Şöyle bir örnek vereyim Mesala Atatürk kominizme kesinlikle sicak bakmamıştır ama Komünist ihtilalin olması kurtuluş savaşımızın başarıya ulaşmasını kolaylaştırmıştır.Bunuda inkar edemeyiz yani birşey yanlış diye onu kendi çıkarımıza uygun kullanmıcaz diye bişey olamaz stratejik olarak.
Yine hilafette ayni şey geçerli cahil halkı harekete geçirmek için halifeye dualar okunarak açılan meclisi unutmayalım.Yanlış ama o şartlar onu gerektiriyor.

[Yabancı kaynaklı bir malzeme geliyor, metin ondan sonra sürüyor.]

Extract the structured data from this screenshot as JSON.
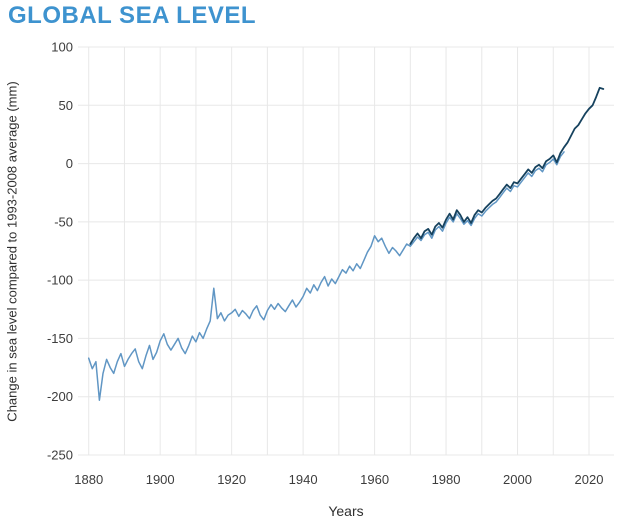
{
  "page": {
    "title": "GLOBAL SEA LEVEL"
  },
  "chart_data": {
    "type": "line",
    "title": "GLOBAL SEA LEVEL",
    "xlabel": "Years",
    "ylabel": "Change in sea level compared to 1993-2008 average (mm)",
    "xlim": [
      1877,
      2027
    ],
    "ylim": [
      -250,
      100
    ],
    "x_tick_labels": [
      1880,
      1900,
      1920,
      1940,
      1960,
      1980,
      2000,
      2020
    ],
    "x_gridlines": [
      1880,
      1890,
      1900,
      1910,
      1920,
      1930,
      1940,
      1950,
      1960,
      1970,
      1980,
      1990,
      2000,
      2010,
      2020
    ],
    "y_ticks": [
      100,
      50,
      0,
      -50,
      -100,
      -150,
      -200,
      -250
    ],
    "grid": true,
    "legend_position": "none",
    "colors": {
      "title": "#3e93cf",
      "tide_gauge_line": "#6096c4",
      "recent_line": "#16425e",
      "gridline": "#e8e8e8",
      "tick_text": "#3d3d3d"
    },
    "series": [
      {
        "name": "tide-gauge-reconstruction",
        "color_key": "tide_gauge_line",
        "stroke_width": 1.5,
        "start_year": 1970,
        "start_year_full": 1880,
        "values": [
          -167,
          -176,
          -170,
          -203,
          -180,
          -168,
          -175,
          -180,
          -170,
          -163,
          -174,
          -168,
          -163,
          -159,
          -170,
          -176,
          -165,
          -156,
          -168,
          -162,
          -152,
          -146,
          -155,
          -160,
          -155,
          -150,
          -158,
          -163,
          -156,
          -148,
          -153,
          -145,
          -150,
          -142,
          -135,
          -107,
          -133,
          -128,
          -135,
          -130,
          -128,
          -125,
          -131,
          -126,
          -129,
          -133,
          -126,
          -122,
          -130,
          -134,
          -126,
          -121,
          -125,
          -120,
          -124,
          -127,
          -122,
          -117,
          -123,
          -119,
          -114,
          -107,
          -111,
          -104,
          -109,
          -102,
          -97,
          -105,
          -99,
          -103,
          -97,
          -91,
          -94,
          -88,
          -92,
          -86,
          -90,
          -83,
          -76,
          -71,
          -62,
          -67,
          -64,
          -71,
          -77,
          -72,
          -75,
          -79,
          -74,
          -69,
          -71,
          -67,
          -63,
          -66,
          -61,
          -59,
          -64,
          -57,
          -54,
          -58,
          -51,
          -46,
          -50,
          -43,
          -47,
          -52,
          -49,
          -53,
          -47,
          -43,
          -45,
          -41,
          -38,
          -35,
          -33,
          -29,
          -25,
          -21,
          -24,
          -19,
          -20,
          -16,
          -12,
          -8,
          -11,
          -6,
          -4,
          -7,
          -1,
          1,
          4,
          -1,
          6,
          10
        ]
      },
      {
        "name": "recent-observations",
        "color_key": "recent_line",
        "stroke_width": 1.8,
        "start_year": 1970,
        "start_year_full": 1970,
        "values": [
          -69,
          -64,
          -60,
          -64,
          -58,
          -56,
          -61,
          -54,
          -51,
          -55,
          -48,
          -43,
          -48,
          -40,
          -44,
          -50,
          -46,
          -51,
          -44,
          -40,
          -42,
          -38,
          -35,
          -32,
          -30,
          -26,
          -22,
          -18,
          -21,
          -16,
          -17,
          -13,
          -9,
          -5,
          -8,
          -3,
          -1,
          -4,
          2,
          4,
          7,
          1,
          9,
          14,
          18,
          24,
          30,
          33,
          38,
          43,
          47,
          50,
          57,
          65,
          64
        ]
      }
    ]
  }
}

Son dediğiniz ise kesinlikle doğru hatta ben 1 adım daha ileri gidim.Orta Asya Türk devletlerini bizden çok daha şerefli görüyorum.Özellikle Kazakistan Abd üstünü catır catır kapattı.
Şimdi söylemeliyim ki bu örnekler, konuyla uyuşmuyor.
Öncelikle Bolşevik İhtilâli ayrıdır, Bolşeviklerle işbirliği apayrıdır. Bolşeviklerle işbirliği, yalnızca İstiklâl Savaşı'na verilen yardımla sınırlı değildir. Kurulan genç Türkiye Cumhuriyeti, kalkınırken de Bolşevik Rusya ile işbirliği yapmıştır. Gazi'nin öngörüsü, ileride yıkılacak/dağılacak olan bu birliğin bünyesinde barınan Türkleri sahipsiz bırakmamakla, birilerine yem etmemekle ilgilidir. (Yani "birileri bunları dağıtsın da, biz de Türkleri kapalım" mantığı yoktur.) Keza oldukça haklıdır, ancak Türkiye Cumhuriyeti -bu dağılma sonrası- buna hazır olmadığı gibi kendini de başkalarına yem etmiştir.
Bunun dışında birileri, Türkleri, yaşadıkları ve Türklerin yönetmediği bir devlette ayaklandırıyorsa, bu Türklerin hiçbir ölçüde yararına olmayacaktır diyorum. Sömürgeci mantığı budur, sonrasını düşünerek hareket eder -ki bunu yapmaktaki amacı sonrası içindir-, kendinden başkasına kazandırmaz. Güçlüysen duruma müdahale edersin, değilsen oturur izlersin; akape gibi Türk düşmanı hükûmete sahip bir devletsen de bu sömürgeciye destek vermekten çekinmezsin.
İkinci örneğe gelirsek;
Bir defa oturmuş bir laiklik yoktur, hatta laiklik yoktur, hatta ve hatta devlet yoktur, hatta ve hatta ve hatta Meclis daha yeni kurulmaktadır. Buna bir devlet izlencesi denilemez, bahsettiğiniz gibi, o günün koşullarında o uygundu, o yasaldı, o doğruydu ve işin dua kısmı samimîdir(çünkü Allah'a vatan ve milletin kurtuluşu için dua edilmiştir ve bahsi geçen makamlar devlet simgesidir, haliyle dualarda yerini almıştır) denilebilir.
Bu işin bir yönü; diğer yönü ise halifenin aynı zamanda padişah olmasıdır. Bu tutum, ilgili örnekteki duruma sessiz kalmak olarak açıklanabilir -ki bu da olsa olsa, başlattığı mücadelenin bozulmaması ve birlik olunması için takınılan bir tutumdur, bir yöntemdir denilebilir.
Haydi işi kolaylaştırıp bu bir kullanmadır diyelim:
Kullanılan, beraberindekilerinin ve milletin kutsal saydığı padişahlık ve hilâfet makamına duyulan saygı ve sevgidir; bu kullanmanın neden yapıldığı oldukça açıktır. Buradaki mantıkla, A devletinin B devleti topraklarında yaşan Türkleri ayaklandırmasına "onlar ayaklandırsın da sonra ben müdehale ederim" diyerek sessiz kalma ya da bu durumu kullanma mantığı birbiriyle uyuşmaz, ilgisi yoktur.
Ayrıca ikinci mantığı uygulayanın en azından A devletinden güçlü olması gerekir ki sonrasında denetimi ele geçirebilsin. A devletinden güçlü olan bir devlet de, oturup olanları izlemez.